TEMPO.CO, Jakarta - Pemerintah akan tetap memprioritaskan penerbitan surat utang dalam bentuk Surat Berharga Negara (SBN) domestik sebagai salah satu sumber pembiayaan Anggaran Pendapatan dan Belanja Negara (APBN) jangka menengah tahun 2019-2022. "Penerbitan SBN domestik pada kisaran 70–75 persen dari total penerbitan SBN," seperti dikutip dari dokumen Nota Keuangan dan Rancangan APBN 2019, Kamis, 23 Agustus 2018.
Baca: Bukan Cina, Ini Negara Pemberi Utang Terbesar ke RI
Selain itu pemerintah untuk tenor jangka menengah hingga jangka panjang akan mempertahankan ketersediaan penerbitan SPN 3 bulan dan 6 bulan serta 1 tahun. Pemerintah juga akan menerbitkan SBN valas sebagai pelengkap dalam denominasi hard currency untuk membantu memenuhi kebutuhan cadangan devisa negara.
Hal-hal tersebut dilakukan pemerintah dengan sebelumnya mempertimbangkan kondisi perekonomian di tahun 2018 yang cukup volatile dan berpotensi mengulang krisis tahun 2008-2009. Kondisi krisis dimaksud yaitu depresiasi nilai tukar hingga 35 persen dari nilai tukar rata-rata tahun 2018 dan kenaikan imbal hasil hingga maksimum 109 persen dari imbal hasil rata-rata di tahun 2018.
Lelang Surat Utang Negara Diprediksi Sepi Peminat
Dengan kemungkinan syok perekonomian tersebut, pemerintah memproyeksikan risiko utang akan bergerak dalam tiga kisaran berikut.
1. Risiko nilai tukar semakin menurun yang ditunjukkan oleh rasio utang valas terhadap total utang sebesar 39 persen pada tahun 2019 menjadi 35 persen pada tahun 2022 dengan. Adapun kisaran fluktuasi kurs berkisar plus minus 6 persen untuk mengakomodasi syok tersebut.

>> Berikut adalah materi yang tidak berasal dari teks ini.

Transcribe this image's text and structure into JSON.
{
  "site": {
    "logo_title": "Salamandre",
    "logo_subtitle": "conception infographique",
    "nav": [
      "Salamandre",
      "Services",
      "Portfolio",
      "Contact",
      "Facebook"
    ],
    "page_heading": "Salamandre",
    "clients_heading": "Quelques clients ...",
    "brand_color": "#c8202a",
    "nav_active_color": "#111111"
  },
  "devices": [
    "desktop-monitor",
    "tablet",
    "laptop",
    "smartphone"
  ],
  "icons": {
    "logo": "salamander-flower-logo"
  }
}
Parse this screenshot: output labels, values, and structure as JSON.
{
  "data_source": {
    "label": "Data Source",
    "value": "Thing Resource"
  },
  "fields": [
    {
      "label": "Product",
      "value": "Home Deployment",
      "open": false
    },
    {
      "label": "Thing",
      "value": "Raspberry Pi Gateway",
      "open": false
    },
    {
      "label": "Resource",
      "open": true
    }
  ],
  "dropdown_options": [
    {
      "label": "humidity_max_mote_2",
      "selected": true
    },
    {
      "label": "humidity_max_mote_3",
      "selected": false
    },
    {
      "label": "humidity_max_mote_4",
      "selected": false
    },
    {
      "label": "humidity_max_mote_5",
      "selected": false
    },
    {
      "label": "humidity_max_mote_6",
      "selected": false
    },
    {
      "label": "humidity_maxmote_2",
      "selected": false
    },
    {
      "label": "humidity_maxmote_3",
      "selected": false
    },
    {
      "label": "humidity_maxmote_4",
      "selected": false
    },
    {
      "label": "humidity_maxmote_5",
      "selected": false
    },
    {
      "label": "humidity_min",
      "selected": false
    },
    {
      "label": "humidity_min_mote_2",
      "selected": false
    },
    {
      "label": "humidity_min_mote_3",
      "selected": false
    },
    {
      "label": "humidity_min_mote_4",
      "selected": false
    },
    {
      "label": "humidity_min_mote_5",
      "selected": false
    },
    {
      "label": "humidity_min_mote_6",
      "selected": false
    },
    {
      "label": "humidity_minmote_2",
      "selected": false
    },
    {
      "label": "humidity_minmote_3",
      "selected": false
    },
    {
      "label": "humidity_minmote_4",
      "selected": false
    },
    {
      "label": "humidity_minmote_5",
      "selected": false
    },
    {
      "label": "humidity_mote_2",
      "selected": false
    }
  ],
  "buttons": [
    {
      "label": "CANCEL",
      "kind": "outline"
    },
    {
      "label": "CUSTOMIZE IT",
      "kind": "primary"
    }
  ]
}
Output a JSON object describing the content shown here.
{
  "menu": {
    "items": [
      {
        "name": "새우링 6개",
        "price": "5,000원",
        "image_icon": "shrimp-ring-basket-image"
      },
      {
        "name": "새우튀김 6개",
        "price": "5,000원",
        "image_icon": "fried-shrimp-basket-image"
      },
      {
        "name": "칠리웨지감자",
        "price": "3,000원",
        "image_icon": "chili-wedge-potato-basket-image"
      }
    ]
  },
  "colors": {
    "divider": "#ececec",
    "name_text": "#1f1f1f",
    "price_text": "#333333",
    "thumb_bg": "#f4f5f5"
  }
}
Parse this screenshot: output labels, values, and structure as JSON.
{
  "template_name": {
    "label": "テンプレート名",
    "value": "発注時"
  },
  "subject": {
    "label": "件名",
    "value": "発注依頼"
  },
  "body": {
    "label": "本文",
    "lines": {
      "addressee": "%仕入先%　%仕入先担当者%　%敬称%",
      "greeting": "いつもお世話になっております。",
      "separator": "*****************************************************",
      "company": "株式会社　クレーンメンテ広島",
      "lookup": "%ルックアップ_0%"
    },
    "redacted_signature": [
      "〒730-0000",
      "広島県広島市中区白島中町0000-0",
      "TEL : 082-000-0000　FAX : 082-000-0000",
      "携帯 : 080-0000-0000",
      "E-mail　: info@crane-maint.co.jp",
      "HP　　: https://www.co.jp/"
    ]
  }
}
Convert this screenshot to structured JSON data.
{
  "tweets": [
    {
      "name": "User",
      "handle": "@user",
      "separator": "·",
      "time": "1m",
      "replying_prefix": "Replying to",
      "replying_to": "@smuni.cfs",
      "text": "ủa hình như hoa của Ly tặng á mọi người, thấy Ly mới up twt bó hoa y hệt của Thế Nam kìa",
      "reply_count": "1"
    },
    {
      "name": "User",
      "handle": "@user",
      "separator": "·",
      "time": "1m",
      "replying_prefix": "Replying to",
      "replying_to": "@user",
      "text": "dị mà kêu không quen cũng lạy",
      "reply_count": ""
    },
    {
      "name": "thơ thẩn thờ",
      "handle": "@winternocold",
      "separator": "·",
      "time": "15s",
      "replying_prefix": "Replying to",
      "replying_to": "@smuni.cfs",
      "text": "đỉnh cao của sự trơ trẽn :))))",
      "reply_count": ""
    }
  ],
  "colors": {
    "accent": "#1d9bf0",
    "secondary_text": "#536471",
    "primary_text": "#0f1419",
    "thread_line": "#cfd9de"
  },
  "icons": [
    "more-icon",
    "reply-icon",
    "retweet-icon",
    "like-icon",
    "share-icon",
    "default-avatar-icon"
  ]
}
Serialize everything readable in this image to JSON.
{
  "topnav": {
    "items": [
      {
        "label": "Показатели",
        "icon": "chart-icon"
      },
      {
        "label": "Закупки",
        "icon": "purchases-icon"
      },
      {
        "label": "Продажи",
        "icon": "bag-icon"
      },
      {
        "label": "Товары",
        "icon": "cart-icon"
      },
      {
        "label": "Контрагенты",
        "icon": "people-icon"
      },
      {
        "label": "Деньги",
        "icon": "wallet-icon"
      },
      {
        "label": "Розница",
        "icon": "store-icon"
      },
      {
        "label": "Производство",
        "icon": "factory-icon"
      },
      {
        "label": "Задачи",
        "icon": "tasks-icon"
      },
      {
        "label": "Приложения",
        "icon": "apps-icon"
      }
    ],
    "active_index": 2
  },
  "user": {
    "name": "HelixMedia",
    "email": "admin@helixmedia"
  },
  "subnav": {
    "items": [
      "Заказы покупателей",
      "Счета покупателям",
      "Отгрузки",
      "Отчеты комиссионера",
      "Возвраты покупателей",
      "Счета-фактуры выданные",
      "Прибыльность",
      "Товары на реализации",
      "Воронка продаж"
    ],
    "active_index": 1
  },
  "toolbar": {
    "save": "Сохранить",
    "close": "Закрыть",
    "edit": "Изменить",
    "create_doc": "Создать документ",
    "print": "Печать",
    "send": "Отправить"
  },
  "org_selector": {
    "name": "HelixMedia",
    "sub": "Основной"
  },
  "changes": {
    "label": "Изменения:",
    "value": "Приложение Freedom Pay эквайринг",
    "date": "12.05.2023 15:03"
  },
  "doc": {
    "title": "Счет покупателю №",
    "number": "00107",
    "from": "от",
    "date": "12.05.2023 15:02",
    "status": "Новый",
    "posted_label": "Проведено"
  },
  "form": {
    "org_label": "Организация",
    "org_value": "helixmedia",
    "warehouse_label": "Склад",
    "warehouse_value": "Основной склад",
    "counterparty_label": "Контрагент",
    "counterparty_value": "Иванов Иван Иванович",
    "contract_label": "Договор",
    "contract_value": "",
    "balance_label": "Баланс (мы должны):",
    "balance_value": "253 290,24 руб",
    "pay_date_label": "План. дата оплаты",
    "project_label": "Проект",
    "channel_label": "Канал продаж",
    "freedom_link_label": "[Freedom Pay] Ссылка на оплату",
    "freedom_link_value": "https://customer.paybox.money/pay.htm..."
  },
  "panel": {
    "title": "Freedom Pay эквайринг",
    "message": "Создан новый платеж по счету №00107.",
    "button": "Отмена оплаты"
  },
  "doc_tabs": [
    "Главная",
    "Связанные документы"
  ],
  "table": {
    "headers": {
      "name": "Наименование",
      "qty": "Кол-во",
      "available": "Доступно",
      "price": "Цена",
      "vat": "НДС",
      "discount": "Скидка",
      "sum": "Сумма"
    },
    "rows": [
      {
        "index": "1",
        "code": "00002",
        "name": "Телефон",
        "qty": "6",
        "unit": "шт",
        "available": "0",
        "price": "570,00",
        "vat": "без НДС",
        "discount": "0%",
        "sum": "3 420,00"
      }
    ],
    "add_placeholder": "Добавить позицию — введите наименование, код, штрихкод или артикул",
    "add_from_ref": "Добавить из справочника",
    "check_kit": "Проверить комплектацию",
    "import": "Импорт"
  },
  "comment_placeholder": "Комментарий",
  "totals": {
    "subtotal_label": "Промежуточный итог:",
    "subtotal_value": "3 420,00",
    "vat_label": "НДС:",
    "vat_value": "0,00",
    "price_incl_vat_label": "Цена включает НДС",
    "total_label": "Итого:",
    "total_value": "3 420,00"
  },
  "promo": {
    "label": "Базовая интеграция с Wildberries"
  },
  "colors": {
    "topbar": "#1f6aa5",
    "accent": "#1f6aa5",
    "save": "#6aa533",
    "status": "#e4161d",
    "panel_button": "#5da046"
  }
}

2. Risiko tingkat bunga semakin terkendali dengan rasio tingkat bunga mengambang terhadap total utang yang dijaga berada pada kisaran minimum 90 persen pada periode tahun 2019 hingga 2022. Adapun kisaran perubahan tingkat bunga berkisar plus minus 1,5 persen untuk mengakomodasi syok itu.
3. Risiko pembiayaan kembali yang terkendali dengan rasio utang yang jatuh tempo dalam jangka pendek (1 tahun) terhadap total utang sebesar 8,5 persen di tahun 2019 menuju 10 persen di tahun 2022 dengan kisaran plus minus 1 persen. Sementara average time to maturity sebesar 8,5 tahun di tahun 2019 menuju 8 tahun di tahun 2022 dengan kisaran plus minus 0,5 tahun untuk mengakomodasi syok tersebut.
Pemerintah juga memperhatikan indikator risiko utang yang berkaitan dengan kesinambungan fiskal akan ikut terpengaruh oleh fluktuasi nilai tukar rupiah dan tingkat imbal hasil. Dalam hitungan proyeksi pemerintah, rasio utang terhadap PDB diperkirakan sebesar 29,5-31 persen pada periode tahun 2019 hingga 2022 dengan potensi pergerakan di kisaran plus minus 5 persen untuk mengakomodasi syok.